Quantifying the burden of emotional ill-health amongst patients referred to a specialist rheumatology service.
Maiden NL., Hurst NP., Lochhead A., Carson AJ., Sharpe M.
OBJECTIVES: (1) To determine the prevalence of emotional disorders (DSM IV depression, anxiety and panic disorders) amongst patients referred to a rheumatology out-patient service and the proportion of these detected by the rheumatologist. (2) To test the hypotheses that emotional disorders are associated with (i) broad categories of rheumatological diagnosis (systemic, inflammatory vs non-systemic, non-inflammatory), (ii) female gender, (iii) greater symptom burden and disability and (iv) markers of socio-economic deprivation.
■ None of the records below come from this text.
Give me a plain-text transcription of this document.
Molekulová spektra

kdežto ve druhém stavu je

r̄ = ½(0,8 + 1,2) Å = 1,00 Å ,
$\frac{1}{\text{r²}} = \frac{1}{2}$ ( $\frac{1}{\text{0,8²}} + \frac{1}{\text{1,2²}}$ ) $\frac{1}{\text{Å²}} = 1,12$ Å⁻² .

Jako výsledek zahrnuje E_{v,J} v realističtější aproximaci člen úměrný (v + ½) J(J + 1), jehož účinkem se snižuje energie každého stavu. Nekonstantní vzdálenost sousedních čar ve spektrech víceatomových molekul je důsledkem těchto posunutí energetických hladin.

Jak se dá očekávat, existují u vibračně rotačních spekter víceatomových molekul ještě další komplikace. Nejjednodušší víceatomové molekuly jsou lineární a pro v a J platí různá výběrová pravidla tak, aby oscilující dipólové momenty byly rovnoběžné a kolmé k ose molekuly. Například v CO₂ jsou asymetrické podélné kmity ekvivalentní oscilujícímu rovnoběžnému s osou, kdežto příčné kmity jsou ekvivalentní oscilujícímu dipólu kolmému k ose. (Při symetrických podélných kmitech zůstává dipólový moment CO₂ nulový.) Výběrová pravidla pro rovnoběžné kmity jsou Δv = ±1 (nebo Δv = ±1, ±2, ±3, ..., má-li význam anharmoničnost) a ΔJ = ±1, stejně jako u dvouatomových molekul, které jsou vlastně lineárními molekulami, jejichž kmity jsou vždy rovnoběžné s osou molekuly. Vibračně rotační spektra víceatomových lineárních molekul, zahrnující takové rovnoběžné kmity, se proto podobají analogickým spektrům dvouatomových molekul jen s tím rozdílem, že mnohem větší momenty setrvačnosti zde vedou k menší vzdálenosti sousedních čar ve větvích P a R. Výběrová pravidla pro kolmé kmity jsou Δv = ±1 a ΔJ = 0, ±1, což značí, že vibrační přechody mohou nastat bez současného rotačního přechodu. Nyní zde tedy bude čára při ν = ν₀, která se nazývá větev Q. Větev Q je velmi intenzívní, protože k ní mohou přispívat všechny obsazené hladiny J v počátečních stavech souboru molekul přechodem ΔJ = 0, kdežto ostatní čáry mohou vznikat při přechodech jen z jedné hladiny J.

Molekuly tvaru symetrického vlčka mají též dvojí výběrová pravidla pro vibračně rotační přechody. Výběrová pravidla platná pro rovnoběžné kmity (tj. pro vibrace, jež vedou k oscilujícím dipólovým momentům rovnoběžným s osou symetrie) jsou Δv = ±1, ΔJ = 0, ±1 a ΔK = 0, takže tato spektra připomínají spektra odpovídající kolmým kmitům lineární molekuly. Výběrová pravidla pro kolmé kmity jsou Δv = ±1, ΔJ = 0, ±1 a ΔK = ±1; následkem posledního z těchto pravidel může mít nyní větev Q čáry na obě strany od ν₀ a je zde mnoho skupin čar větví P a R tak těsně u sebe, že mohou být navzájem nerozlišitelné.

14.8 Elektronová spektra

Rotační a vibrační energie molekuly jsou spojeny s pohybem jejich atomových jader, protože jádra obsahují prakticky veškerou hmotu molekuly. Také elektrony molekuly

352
METHODS: A cross-sectional study was made of consecutive newly referred attenders at a hospital-based, regional rheumatology service. Emotional disorders, pain, health status and socio-economic factors were assessed by questionnaire. The letter to the referrer was scrutinized for the rheumatological diagnosis and mention of emotional disorder. RESULTS: A total of 256 patients were eligible and 203 (79%) participated. The sample was 69% female, had a mean age of 50 yr and 68 patients (33.5%) had one or more emotional disorders. Only a minority were detected. There was no association with type of rheumatological diagnosis. Patients with an emotional disorder were more likely to be female (81 vs 62%; P<0.007), to report more pain (mean Visual Analogue Score 70 vs 50 mm, P<0.001), a greater number of somatic symptoms (median 3 vs 1, P<0.001) and greater disability (median Health Assessment Questionnaire 1.1 vs 0.5, P<0.001). Emotional disorders were also associated with some, but not all, measures of lower social and economic status and life dissatisfaction. CONCLUSIONS: Emotional disorder is present in one-third of new rheumatology referrals. The course, causation and management of this important component of rheumatological illness merit further attention.